CLEARFIELD – A Morrisdale woman accused of harassing several men who were cutting timber in Cooper Township was recently in Clearfield County Court again.
Patricia J. Dunzik, 66, 102 Krasinski Farms Rd., Morrisdale, is charged with simple assault, recklessly endangering another person, resisting arrest, defiant trespass, hunt without securing license and harassment.
The charges stem from an incident on the morning of Nov. 25 when Dunzik who had a rifle, allegedly yelled at the men to get off her land. The commonwealth filed a motion to revoke her bail due to a second incident and her hearing was held during a session of motions court.
Dave Anderson testified that he was one of the loggers working with Walker Lumber when Dunzik approached them on Nov. 25. He said he was working with some others on that same land when she approached him on Dec. 26. She told him he was trespassing and showed him a paper from 1995 that supposedly proved she had purchased the land from her brothers.
“Did you stop?” asked First Assistant District Attorney Beau Grove.
Anderson said they did stop working because “the last time she had a gun with her.” He added that they haven’t been back to that site.
During cross examination by Dunzik’s attorney, David Mason, Anderson said she did not threaten them that day, but she did yell at them, telling them to get out.
Mason also asked if they talked about hunting.
Anderson replied yes and added that she commented that she didn’t have a gun because her guns were taken away from her after the other incident.
The defense called Dunzik as their only witness.
She testified that her dog was barking on Dec. 26 and then took off running from her home. She went after it and saw the men working. She talked with them about hunting and she agreed she said she didn’t have any guns because “that little bastard said I pointed a gun at him.”
While talking to Anderson she did ask his name, which she wrote on a piece of paper. She denied telling him to leave and showing him any paper regarding a sale in 1995. She claimed she purchased the property in the 1970’s.
Judge Fredric J. Ammerman asked her if she told them she bought the property in 1974. She said yes. Ammerman reminded her that in a previous civil case he ruled that she was not the owner of that property. There is also a pending civil action to remove her, her husband and their cows from the property, he said.
Mason in his closing arguments stated that she was not harassing Anderson but was simply retrieving her dog. It was one of the conditions of her bail that she not have contact with any of the employees of Walker Lumber, but Mason pointed out that Anderson is a contractor and not an employee of that company.
He asked Ammerman not to revoke her bail.

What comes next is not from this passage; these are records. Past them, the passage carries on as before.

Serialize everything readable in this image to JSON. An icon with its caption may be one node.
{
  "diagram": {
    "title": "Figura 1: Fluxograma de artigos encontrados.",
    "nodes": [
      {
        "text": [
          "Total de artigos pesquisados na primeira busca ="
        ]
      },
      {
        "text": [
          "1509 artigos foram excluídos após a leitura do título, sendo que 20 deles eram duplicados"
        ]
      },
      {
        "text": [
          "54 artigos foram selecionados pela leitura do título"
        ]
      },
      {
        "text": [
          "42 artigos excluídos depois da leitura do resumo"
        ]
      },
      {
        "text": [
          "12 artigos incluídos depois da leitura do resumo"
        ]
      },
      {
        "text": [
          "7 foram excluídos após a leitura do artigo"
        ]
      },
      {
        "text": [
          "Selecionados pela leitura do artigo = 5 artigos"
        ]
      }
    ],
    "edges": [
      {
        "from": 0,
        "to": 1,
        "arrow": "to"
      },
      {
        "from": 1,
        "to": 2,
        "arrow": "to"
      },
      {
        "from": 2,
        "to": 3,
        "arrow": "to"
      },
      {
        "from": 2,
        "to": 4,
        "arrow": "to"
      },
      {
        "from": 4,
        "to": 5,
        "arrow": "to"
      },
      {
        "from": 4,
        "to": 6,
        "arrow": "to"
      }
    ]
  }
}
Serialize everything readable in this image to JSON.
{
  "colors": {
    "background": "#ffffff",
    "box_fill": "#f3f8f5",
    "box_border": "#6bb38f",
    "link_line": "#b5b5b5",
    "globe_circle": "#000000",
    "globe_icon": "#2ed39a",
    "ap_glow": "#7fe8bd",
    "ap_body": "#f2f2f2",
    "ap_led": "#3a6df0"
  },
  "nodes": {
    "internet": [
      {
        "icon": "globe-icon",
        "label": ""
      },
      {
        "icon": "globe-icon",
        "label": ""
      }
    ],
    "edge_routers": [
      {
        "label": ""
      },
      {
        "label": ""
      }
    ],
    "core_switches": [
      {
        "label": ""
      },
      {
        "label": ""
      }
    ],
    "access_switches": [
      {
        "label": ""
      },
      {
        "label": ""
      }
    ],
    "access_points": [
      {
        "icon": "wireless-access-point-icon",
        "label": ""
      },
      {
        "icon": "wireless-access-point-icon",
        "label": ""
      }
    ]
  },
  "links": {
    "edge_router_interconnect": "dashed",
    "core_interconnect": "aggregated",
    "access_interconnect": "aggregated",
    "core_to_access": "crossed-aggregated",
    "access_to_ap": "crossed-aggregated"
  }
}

He suggested she be told not to talk with her brothers until their issues are resolved.
Grove asked that she leave the loggers alone so they can finish timbering.
“Why is she telling them it’s her property unless she was asking them to leave?” he asked.
When Ammerman asked Anderson how long it will take to finish the job, he replied about six weeks once they get back there.
Ammerman ruled to reschedule the hearing for two months to allow the job to be completed.
After he said this, Dunzik started to speak asking why they want “to destroy everything we’ve worked for. . .” Ammerman stopped her. He stated she is her own worst enemy and warned her he was very close to revoking her bail. She was then quiet.
According to the affidavit of probable cause in this case, the victim said he worked for Walker Lumber Company and they had a contract to log on the Edward Krasinski property. While they were there, Dunzik walked up to them with a hunting rifle. She began to yell, telling them to get off the land. As she yelled at them, she was moving the rifle back and forth vertically, pointing it in the direction of one of the man’s legs. This alarmed the workers so they contacted police.
Krasinski, the property owner, told police that he approached her during the incident and told her to leave his property several times, but she refused. Krasinski noted that his land was posted.
The rifle taken from Dunzik was found to have three rounds of ammunition in a clip inserted into the rifle. She said she was there to bear hunt but she did not have a bear hunting license. She was wearing an orange vest.
When she was placed under arrest, it took physical force to place her in handcuffs. She then refused to move so it took several troopers to carry her to the patrol vehicle. Once at the station, again she would not move and had to be carried into the station.